Gary, Indiana doesn’t quickly come to mind when one thinks of the Prohibition Era in the Midwest. Chicago, Al Capone and the St. Valentine’s Day Massacre are more obvious choices. I’ve heard stories that Gary’s close proximity to Chicago gave those gangsters a place to hide out; that there were tunnels connecting the two cities for ease of escape. So when I decided that I wanted to write a Prohibition Era story set in Gary, Indiana, I thought I’d have to make my imagination work overtime. That I’d have to find some tenuous connection between the steel mill and bootlegging to make it somewhat interesting.
That wasn’t the case.
Research is a beautiful thing. I’ve always embraced the lesson that setting is a writer’s best friend, especially if there is a historical element to it. While digging into Gary’s Prohibition past, I learned that the city had its own share of issues with the Volstead Act. There was a Little Italy section and its own Black Hand. I learned that there were bookies, bootleggers, brothels, speakeasies and corrupt public figures who ran the rackets better than the gangsters they were supposed to prosecute. James Lane’s City of the Century led me to real-life gangster Gasperi (or Gaspari) Monti who ruled the city’s Little Italy section until his violent death in 1923.
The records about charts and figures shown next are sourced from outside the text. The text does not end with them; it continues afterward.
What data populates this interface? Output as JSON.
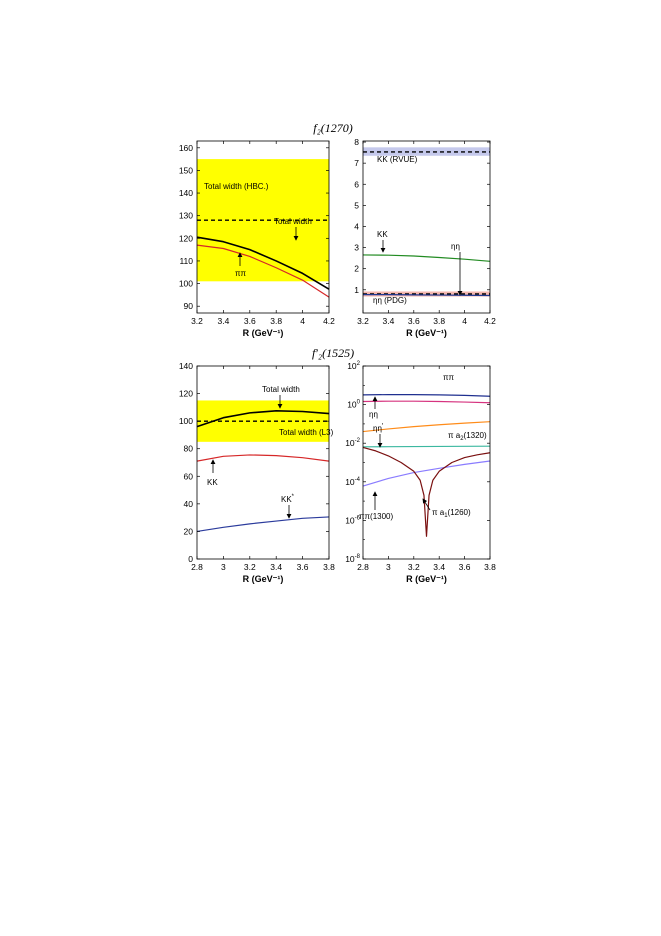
{
  "titles": {
    "top": "f₂(1270)",
    "bottom": "f′₂(1525)"
  },
  "chart_data": [
    {
      "type": "line",
      "panel": "top-left",
      "xlabel": "R (GeV⁻¹)",
      "ylabel": "",
      "xlim": [
        3.2,
        4.2
      ],
      "ylim": [
        87,
        163
      ],
      "xticks": [
        "3.2",
        "3.4",
        "3.6",
        "3.8",
        "4",
        "4.2"
      ],
      "yticks": [
        "90",
        "100",
        "110",
        "120",
        "130",
        "140",
        "150",
        "160"
      ],
      "band": {
        "from": 101,
        "to": 155,
        "color": "#ffff00"
      },
      "hline": {
        "y": 128,
        "style": "dashed",
        "label": "Total width (HBC.)"
      },
      "series": [
        {
          "name": "Total width",
          "color": "#000000",
          "x": [
            3.2,
            3.4,
            3.6,
            3.8,
            4.0,
            4.2
          ],
          "y": [
            120.5,
            118.5,
            115.0,
            110.0,
            104.5,
            97.5
          ]
        },
        {
          "name": "ππ",
          "color": "#d62728",
          "x": [
            3.2,
            3.4,
            3.6,
            3.8,
            4.0,
            4.2
          ],
          "y": [
            117.0,
            115.5,
            112.0,
            107.0,
            101.5,
            94.0
          ]
        }
      ]
    },
    {
      "type": "line",
      "panel": "top-right",
      "xlabel": "R (GeV⁻¹)",
      "ylabel": "",
      "xlim": [
        3.2,
        4.2
      ],
      "ylim": [
        -0.1,
        8.05
      ],
      "xticks": [
        "3.2",
        "3.4",
        "3.6",
        "3.8",
        "4",
        "4.2"
      ],
      "yticks": [
        "1",
        "2",
        "3",
        "4",
        "5",
        "6",
        "7",
        "8"
      ],
      "bands": [
        {
          "from": 7.35,
          "to": 7.75,
          "color": "#c5c9ec"
        },
        {
          "from": 0.68,
          "to": 0.92,
          "color": "#f5b8b0"
        }
      ],
      "hlines": [
        {
          "y": 7.53,
          "style": "dashed",
          "label": "KK (RVUE)"
        },
        {
          "y": 0.8,
          "style": "dashed",
          "label": "ηη (PDG)"
        }
      ],
      "series": [
        {
          "name": "KK",
          "color": "#228b22",
          "x": [
            3.2,
            3.4,
            3.6,
            3.8,
            4.0,
            4.2
          ],
          "y": [
            2.65,
            2.64,
            2.6,
            2.53,
            2.45,
            2.35
          ]
        },
        {
          "name": "ηη",
          "color": "#1f3a93",
          "x": [
            3.2,
            3.4,
            3.6,
            3.8,
            4.0,
            4.2
          ],
          "y": [
            0.77,
            0.77,
            0.76,
            0.75,
            0.74,
            0.73
          ]
        }
      ]
    },
    {
      "type": "line",
      "panel": "bottom-left",
      "xlabel": "R (GeV⁻¹)",
      "ylabel": "",
      "xlim": [
        2.8,
        3.8
      ],
      "ylim": [
        0,
        140
      ],
      "xticks": [
        "2.8",
        "3",
        "3.2",
        "3.4",
        "3.6",
        "3.8"
      ],
      "yticks": [
        "0",
        "20",
        "40",
        "60",
        "80",
        "100",
        "120",
        "140"
      ],
      "band": {
        "from": 85,
        "to": 115,
        "color": "#ffff00"
      },
      "hline": {
        "y": 100,
        "style": "dashed",
        "label": "Total width (L3)"
      },
      "series": [
        {
          "name": "Total width",
          "color": "#000000",
          "x": [
            2.8,
            3.0,
            3.2,
            3.4,
            3.6,
            3.8
          ],
          "y": [
            96,
            102.5,
            106,
            107.5,
            107,
            105.5
          ]
        },
        {
          "name": "KK",
          "color": "#d62728",
          "x": [
            2.8,
            3.0,
            3.2,
            3.4,
            3.6,
            3.8
          ],
          "y": [
            71,
            74.5,
            75.5,
            75,
            73.5,
            71
          ]
        },
        {
          "name": "KK*",
          "color": "#2b3b9c",
          "x": [
            2.8,
            3.0,
            3.2,
            3.4,
            3.6,
            3.8
          ],
          "y": [
            20,
            23,
            25.5,
            27.5,
            29.5,
            30.5
          ]
        }
      ]
    },
    {
      "type": "line",
      "panel": "bottom-right",
      "yscale": "log",
      "xlabel": "R (GeV⁻¹)",
      "ylabel": "",
      "xlim": [
        2.8,
        3.8
      ],
      "ylim": [
        1e-08,
        100
      ],
      "xticks": [
        "2.8",
        "3",
        "3.2",
        "3.4",
        "3.6",
        "3.8"
      ],
      "yticks": [
        "10",
        "10",
        "10",
        "10",
        "10",
        "10"
      ],
      "ytick_exponents": [
        "-8",
        "-6",
        "-4",
        "-2",
        "0",
        "2"
      ],
      "series": [
        {
          "name": "ππ",
          "color": "#1f2f8f",
          "x": [
            2.8,
            3.0,
            3.2,
            3.4,
            3.6,
            3.8
          ],
          "y": [
            3.2,
            3.3,
            3.3,
            3.2,
            3.0,
            2.7
          ]
        },
        {
          "name": "ηη",
          "color": "#d6337f",
          "x": [
            2.8,
            3.0,
            3.2,
            3.4,
            3.6,
            3.8
          ],
          "y": [
            1.45,
            1.5,
            1.5,
            1.45,
            1.35,
            1.25
          ]
        },
        {
          "name": "π a₂(1320)",
          "color": "#ff8c1a",
          "x": [
            2.8,
            3.0,
            3.2,
            3.4,
            3.6,
            3.8
          ],
          "y": [
            0.04,
            0.055,
            0.072,
            0.09,
            0.11,
            0.13
          ]
        },
        {
          "name": "ηη′",
          "color": "#3cb8a0",
          "x": [
            2.8,
            3.0,
            3.2,
            3.4,
            3.6,
            3.8
          ],
          "y": [
            0.0065,
            0.0066,
            0.0067,
            0.0068,
            0.0069,
            0.007
          ]
        },
        {
          "name": "ππ(1300)",
          "color": "#8a7cff",
          "x": [
            2.8,
            3.0,
            3.2,
            3.4,
            3.6,
            3.8
          ],
          "y": [
            6e-05,
            0.00015,
            0.0003,
            0.0005,
            0.0008,
            0.0012
          ]
        },
        {
          "name": "π a₁(1260)",
          "color": "#7a1010",
          "x": [
            2.8,
            2.9,
            3.0,
            3.1,
            3.2,
            3.25,
            3.28,
            3.3,
            3.32,
            3.35,
            3.4,
            3.5,
            3.6,
            3.7,
            3.8
          ],
          "y": [
            0.006,
            0.004,
            0.0022,
            0.001,
            0.00035,
            0.00012,
            2e-05,
            1.5e-07,
            2e-05,
            0.00012,
            0.00035,
            0.001,
            0.0018,
            0.0025,
            0.0032
          ]
        }
      ]
    }
  ],
  "labels": {
    "tl_hbc": "Total width (HBC.)",
    "tl_total": "Total width",
    "tl_pipi": "ππ",
    "tr_rvue": "KK (RVUE)",
    "tr_kk": "KK",
    "tr_etaeta": "ηη",
    "tr_pdg": "ηη (PDG)",
    "bl_total": "Total width",
    "bl_l3": "Total width (L3)",
    "bl_kk": "KK",
    "bl_kkstar_base": "KK",
    "bl_kkstar_sup": "*",
    "br_pipi": "ππ",
    "br_etaeta": "ηη",
    "br_pia2_base": "π a",
    "br_pia2_sub": "2",
    "br_pia2_tail": "(1320)",
    "br_etaetap_base": "ηη",
    "br_etaetap_sup": "′",
    "br_pipi1300": "ππ(1300)",
    "br_pia1_base": "π a",
    "br_pia1_sub": "1",
    "br_pia1_tail": "(1260)"
  }
}
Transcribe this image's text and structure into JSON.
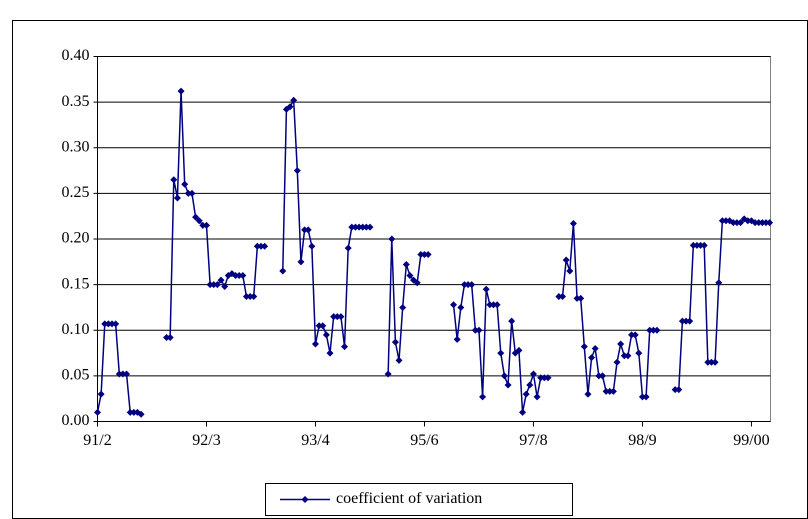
{
  "chart_data": {
    "type": "line",
    "categories": [
      "91/2",
      null,
      null,
      null,
      null,
      null,
      null,
      null,
      null,
      null,
      null,
      null,
      null,
      null,
      null,
      null,
      null,
      null,
      null,
      null,
      null,
      null,
      null,
      null,
      null,
      null,
      null,
      null,
      null,
      null,
      "92/3",
      null,
      null,
      null,
      null,
      null,
      null,
      null,
      null,
      null,
      null,
      null,
      null,
      null,
      null,
      null,
      null,
      null,
      null,
      null,
      null,
      null,
      null,
      null,
      null,
      null,
      null,
      null,
      null,
      null,
      "93/4",
      null,
      null,
      null,
      null,
      null,
      null,
      null,
      null,
      null,
      null,
      null,
      null,
      null,
      null,
      null,
      null,
      null,
      null,
      null,
      null,
      null,
      null,
      null,
      null,
      null,
      null,
      null,
      null,
      null,
      "95/6",
      null,
      null,
      null,
      null,
      null,
      null,
      null,
      null,
      null,
      null,
      null,
      null,
      null,
      null,
      null,
      null,
      null,
      null,
      null,
      null,
      null,
      null,
      null,
      null,
      null,
      null,
      null,
      null,
      null,
      "97/8",
      null,
      null,
      null,
      null,
      null,
      null,
      null,
      null,
      null,
      null,
      null,
      null,
      null,
      null,
      null,
      null,
      null,
      null,
      null,
      null,
      null,
      null,
      null,
      null,
      null,
      null,
      null,
      null,
      null,
      "98/9",
      null,
      null,
      null,
      null,
      null,
      null,
      null,
      null,
      null,
      null,
      null,
      null,
      null,
      null,
      null,
      null,
      null,
      null,
      null,
      null,
      null,
      null,
      null,
      null,
      null,
      null,
      null,
      null,
      null,
      "99/00",
      null,
      null,
      null,
      null,
      null
    ],
    "series": [
      {
        "name": "coefficient of variation",
        "color": "#000080",
        "values": [
          0.01,
          0.03,
          0.107,
          0.107,
          0.107,
          0.107,
          0.052,
          0.052,
          0.052,
          0.01,
          0.01,
          0.01,
          0.008,
          null,
          null,
          null,
          null,
          null,
          null,
          0.092,
          0.092,
          0.265,
          0.245,
          0.362,
          0.26,
          0.25,
          0.25,
          0.224,
          0.22,
          0.215,
          0.215,
          0.15,
          0.15,
          0.15,
          0.155,
          0.148,
          0.16,
          0.162,
          0.16,
          0.16,
          0.16,
          0.137,
          0.137,
          0.137,
          0.192,
          0.192,
          0.192,
          null,
          null,
          null,
          null,
          0.165,
          0.342,
          0.345,
          0.352,
          0.275,
          0.175,
          0.21,
          0.21,
          0.192,
          0.085,
          0.105,
          0.105,
          0.095,
          0.075,
          0.115,
          0.115,
          0.115,
          0.082,
          0.19,
          0.213,
          0.213,
          0.213,
          0.213,
          0.213,
          0.213,
          null,
          null,
          null,
          null,
          0.052,
          0.2,
          0.087,
          0.067,
          0.125,
          0.172,
          0.16,
          0.155,
          0.152,
          0.183,
          0.183,
          0.183,
          null,
          null,
          null,
          null,
          null,
          null,
          0.128,
          0.09,
          0.125,
          0.15,
          0.15,
          0.15,
          0.1,
          0.1,
          0.027,
          0.145,
          0.128,
          0.128,
          0.128,
          0.075,
          0.05,
          0.04,
          0.11,
          0.075,
          0.078,
          0.01,
          0.03,
          0.04,
          0.052,
          0.027,
          0.048,
          0.048,
          0.048,
          null,
          null,
          0.137,
          0.137,
          0.177,
          0.165,
          0.217,
          0.135,
          0.135,
          0.082,
          0.03,
          0.07,
          0.08,
          0.05,
          0.05,
          0.033,
          0.033,
          0.033,
          0.065,
          0.085,
          0.072,
          0.072,
          0.095,
          0.095,
          0.075,
          0.027,
          0.027,
          0.1,
          0.1,
          0.1,
          null,
          null,
          null,
          null,
          0.035,
          0.035,
          0.11,
          0.11,
          0.11,
          0.193,
          0.193,
          0.193,
          0.193,
          0.065,
          0.065,
          0.065,
          0.152,
          0.22,
          0.22,
          0.22,
          0.218,
          0.218,
          0.218,
          0.222,
          0.22,
          0.22,
          0.218,
          0.218,
          0.218,
          0.218,
          0.218
        ]
      }
    ],
    "ylim": [
      0,
      0.4
    ],
    "yticks": [
      {
        "value": 0,
        "label": "0.00"
      },
      {
        "value": 0.05,
        "label": "0.05"
      },
      {
        "value": 0.1,
        "label": "0.10"
      },
      {
        "value": 0.15,
        "label": "0.15"
      },
      {
        "value": 0.2,
        "label": "0.20"
      },
      {
        "value": 0.25,
        "label": "0.25"
      },
      {
        "value": 0.3,
        "label": "0.30"
      },
      {
        "value": 0.35,
        "label": "0.35"
      },
      {
        "value": 0.4,
        "label": "0.40"
      }
    ],
    "grid": true,
    "legend": "bottom"
  }
}
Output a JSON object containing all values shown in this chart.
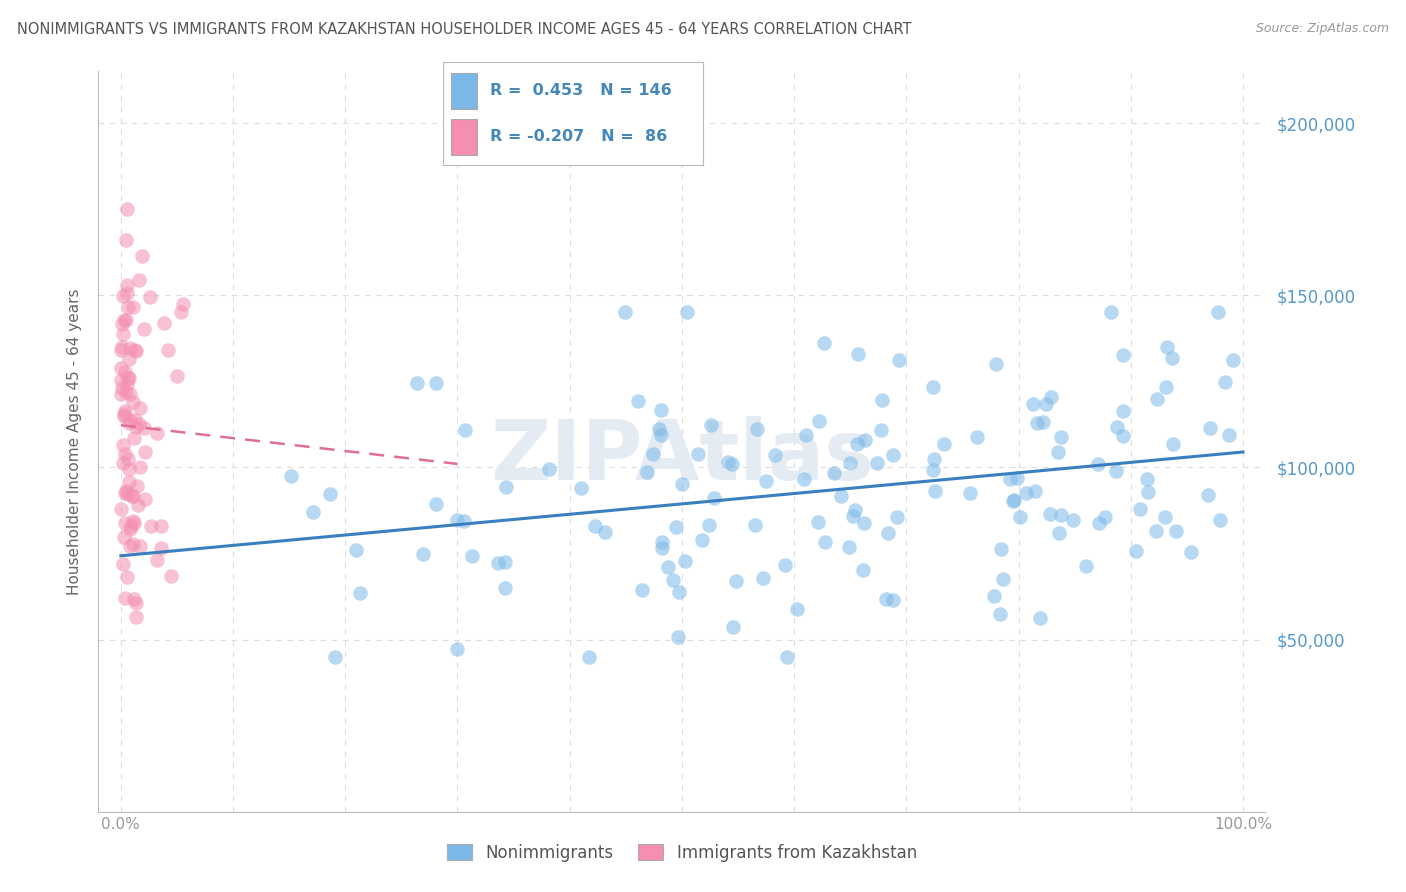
{
  "title": "NONIMMIGRANTS VS IMMIGRANTS FROM KAZAKHSTAN HOUSEHOLDER INCOME AGES 45 - 64 YEARS CORRELATION CHART",
  "source": "Source: ZipAtlas.com",
  "ylabel": "Householder Income Ages 45 - 64 years",
  "r_blue": 0.453,
  "n_blue": 146,
  "r_pink": -0.207,
  "n_pink": 86,
  "blue_color": "#7BB8E8",
  "pink_color": "#F48FB1",
  "blue_line_color": "#3A7FBF",
  "pink_line_color": "#E07090",
  "background_color": "#FFFFFF",
  "grid_color": "#DDDDDD",
  "title_color": "#555555",
  "axis_label_color": "#666666",
  "tick_label_color": "#999999",
  "right_tick_color": "#5599CC",
  "legend_r_color": "#4488BB",
  "xlim": [
    -0.02,
    1.02
  ],
  "ylim": [
    0,
    215000
  ],
  "yticks": [
    0,
    50000,
    100000,
    150000,
    200000
  ],
  "ytick_labels_right": [
    "",
    "$50,000",
    "$100,000",
    "$150,000",
    "$200,000"
  ],
  "xticks": [
    0.0,
    0.1,
    0.2,
    0.3,
    0.4,
    0.5,
    0.6,
    0.7,
    0.8,
    0.9,
    1.0
  ],
  "xtick_labels": [
    "0.0%",
    "",
    "",
    "",
    "",
    "",
    "",
    "",
    "",
    "",
    "100.0%"
  ],
  "figsize": [
    14.06,
    8.92
  ],
  "dpi": 100,
  "watermark_text": "ZIPAtlas",
  "legend_bottom_labels": [
    "Nonimmigrants",
    "Immigrants from Kazakhstan"
  ]
}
According to local newspaper reports, Monti is best known as the government’s star witness in a corruption case against more than sixty judges, prosecutors, policemen, and even then-Gary mayor Roswell Johnson, all for violating Prohibition laws. At the time, the Gary Police Department had a special enforcement arm called the Sponge Squad that arrested bootleggers, and then would sell liquor confiscated in the arrests to line their pockets and the pockets of everyone else up the law enforcement chain in Lake County. Monti made a deal with federal prosecutors to expose the corruption, but was gunned down in broad daylight by two unknown assailants on March 13, 1923, just days before he was scheduled to testify.
Monti was no stranger to violence and attempts on his life. In 1922, he’d been shot through the mouth by a man who’d shot him a year prior. He owned and operated the Black and Tan Club in the 1700 block of Adams Street where shooting deaths were commonplace. Even Monti’s wife, Mary, was into the rackets. After her husband was killed, police found illegal liquor and several pounds of explosives in her home.
Gary, Indiana’s past never ceases to amaze me. The further I go back in time, the more fodder I find for fiction. I imagine there are several genres I can squeeze out of the life of Gasperi Monti.